Take the VA. Last week, it sent out a press release stating that officials at an office in Houston caught an employee “watching pornography while with a patient.”

Typically an employer would promptly fire an employee caught watching pornography at work. Yet under current federal law, the VA cannot immediately fire a worker unless there is evidence the employee committed an actual crime. Instead, the worker was placed on administrative duty and will continue to collect salary and benefits for at least 30 days.

Speaking to Fox & Friends a month ago, Secretary of Veterans Affairs David J. Shulkin had promised to fire “people who don’t show up to work, do cocaine, and watch porn at work.” But in a segment that ran over the weekend, Shulkin admitted he currently lacks the legal authority to fire an employee for this egregious conduct.

 

 

 

The last two occupants of the White House ran successful campaigns centered on themes of “change” and “draining the swamp.” This demonstrates that the American people crave change—any change.

But things in Washington, D.C., remain pretty much the same.

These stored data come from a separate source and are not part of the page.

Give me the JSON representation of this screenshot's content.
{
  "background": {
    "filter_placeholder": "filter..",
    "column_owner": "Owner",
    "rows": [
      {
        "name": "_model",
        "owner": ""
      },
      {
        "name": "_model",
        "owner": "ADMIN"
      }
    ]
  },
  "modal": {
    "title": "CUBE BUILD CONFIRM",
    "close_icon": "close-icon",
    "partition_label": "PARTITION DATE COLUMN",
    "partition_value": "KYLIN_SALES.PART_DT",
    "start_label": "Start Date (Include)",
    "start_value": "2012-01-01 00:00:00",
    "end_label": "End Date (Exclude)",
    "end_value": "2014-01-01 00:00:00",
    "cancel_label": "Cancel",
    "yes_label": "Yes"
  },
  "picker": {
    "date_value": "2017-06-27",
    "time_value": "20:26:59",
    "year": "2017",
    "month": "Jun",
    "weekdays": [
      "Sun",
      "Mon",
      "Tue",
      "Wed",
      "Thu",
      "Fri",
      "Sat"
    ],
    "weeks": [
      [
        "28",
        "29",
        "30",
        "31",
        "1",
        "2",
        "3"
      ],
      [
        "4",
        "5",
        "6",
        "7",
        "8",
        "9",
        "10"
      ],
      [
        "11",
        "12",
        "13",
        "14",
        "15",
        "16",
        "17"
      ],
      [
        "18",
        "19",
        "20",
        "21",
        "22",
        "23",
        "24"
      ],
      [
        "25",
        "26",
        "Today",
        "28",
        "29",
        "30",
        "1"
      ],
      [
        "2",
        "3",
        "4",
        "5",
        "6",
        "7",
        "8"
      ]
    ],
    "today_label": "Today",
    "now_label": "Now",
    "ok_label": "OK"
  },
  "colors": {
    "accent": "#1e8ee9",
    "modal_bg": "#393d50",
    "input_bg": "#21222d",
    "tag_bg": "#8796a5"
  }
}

Why? 

The answer might reside in the nature of people and bureaucracy. People and politicians are noisy but have short attention spans; bureaucracies, on the other hand, are silent and patient. They have a way of resisting change and growing stronger over time.

Balzac once quipped, “Bureaucracy is a giant mechanism operated by pygmies.”

If Donald Trump’s administration cannot get legal authority to terminate a federal employee caught watching porn in the presence of a patient, it will be pretty clear that it’s the pygmies who hold the cards.